Übertragen Sie sie anschließend in Kryoformen mit genügend OCT zum Abdecken. Richten Sie in den Formen die Schnittflächen nach unten aus und vermeiden Sie die Bildung von Blasen. Frieren Sie dann die Proben in einem abgedeckten, mit Trockeneis gefüllten Schaumkühler ein, bis das OCT weiß wird.

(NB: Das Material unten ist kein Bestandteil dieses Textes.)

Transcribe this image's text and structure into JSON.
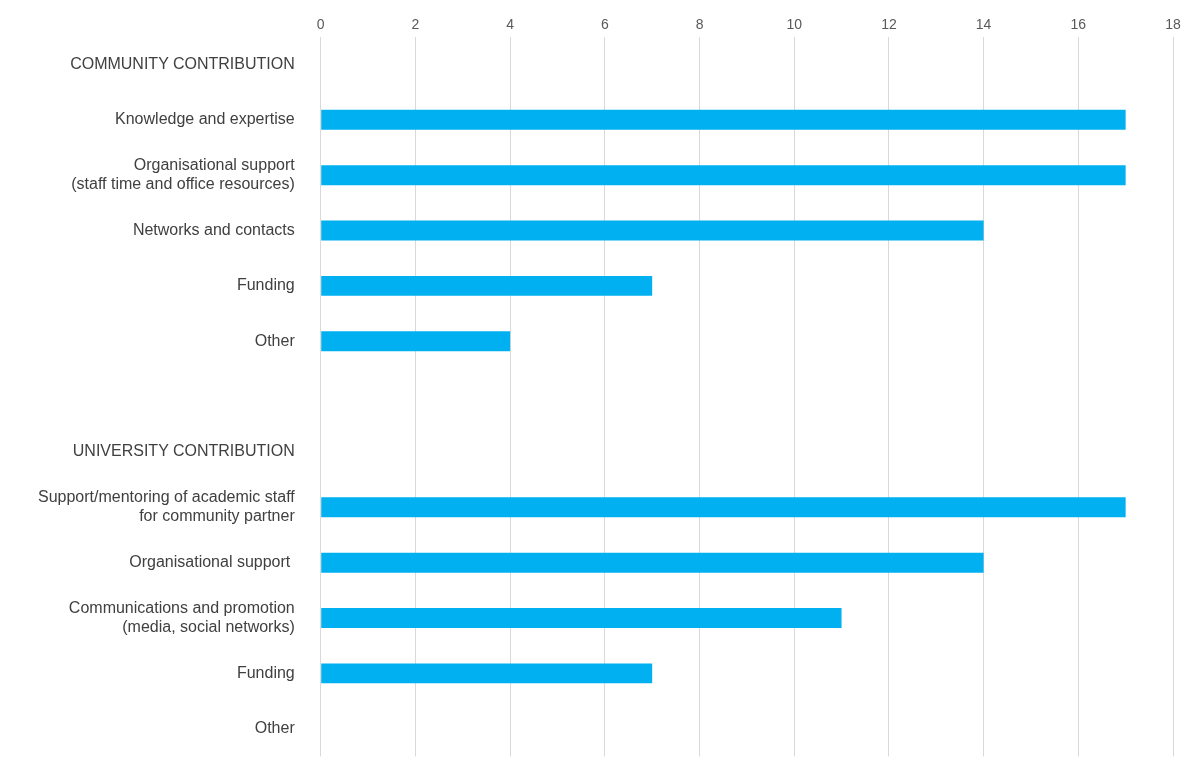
{
  "chart_data": {
    "type": "bar",
    "orientation": "horizontal",
    "categories": [
      "COMMUNITY CONTRIBUTION",
      "Knowledge and expertise",
      "Organisational support\n(staff time and office resources)",
      "Networks and contacts",
      "Funding",
      "Other",
      null,
      "UNIVERSITY CONTRIBUTION",
      "Support/mentoring of academic staff\nfor community partner",
      "Organisational support ",
      "Communications and promotion\n(media, social networks)",
      "Funding",
      "Other"
    ],
    "values": [
      null,
      17,
      17,
      14,
      7,
      4,
      null,
      null,
      17,
      14,
      11,
      7,
      0
    ],
    "color": "#00b0f0",
    "xlim": [
      0,
      18
    ],
    "xticks": [
      0,
      2,
      4,
      6,
      8,
      10,
      12,
      14,
      16,
      18
    ],
    "grid": "x"
  }
}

Wickeln Sie nun einzelne Proben in beschriftete Folien ein, verschließen Sie sie in einer Plastiktüte und lagern Sie sie bei minus 80 Grad Celsius, bis sie verarbeitet werden können. Unter Verwendung von GFP-markiertem LC3 als Reportersystem wurde eine Autophagie-Induktion bei Mäusen beobachtet, die wie beschrieben trainiert wurden. Nach der Autophagie-Stimulation translozierte LC3 in punktuellen Strukturen vom Zytosol zum Autophagosom.

Trainierte Mäuse hatten viel mehr GFP-LC3-Punkte sowohl in der Skelettmuskulatur als auch in der Großhirnrinde im Vergleich zu Mäusen im Ruhezustand. Die Western-Blot-Analyse mit einem LC3-Antikörper zeigte, dass Bewegung die Bildung von lipidkonjugativem LC3-II signifikant induzierte, was darauf hindeutet, dass es zu einer erhöhten Umwandlung von zytosolischem LC3-I in LC3-II kam. Als nächstes wurde der Abbau des autophagischen Frachtrezeptors p62 gemessen.

90 Minuten Laufbandaktivität verursachten einen höheren Abbau von p62 in der Skelettmuskulatur als der Ruhezustand. Dieser Effekt wurde durch eine Injektion von Chloroquin vor dem Training gerettet. Da Chloroquin ein Inhibitor des lysosomalen Abbaus ist, deuten diese Daten darauf hin, dass das beobachtete Phänomen eher auf einen erhöhten autophogen Fluss als auf eine Blockade des Autophagosomenabbaus zurückzuführen ist.

Nach ihrer Entwicklung hatte diese Technik Vorläufer auf dem Gebiet der Autophagie, um die Auswirkungen auf den Mechanismus des Trainings bei der Verschlechterung des Stoffwechsels und des Verhaltens von Tieren zu untersuchen. Beim Versuch dieses Verfahrens ist es wichtig, die Mäuse zu überwachen, während sie laufen. Nach diesem Verfahren folgen die Methoden wie die elektrische Mikroskopie.

Die Tiermikroskopie kann durchgeführt werden, um zusätzliche Fragen wie Bewegung in ausgewählten Autophagie-Signalwegen wie Mitophagie und Lipophagie zu beantworten.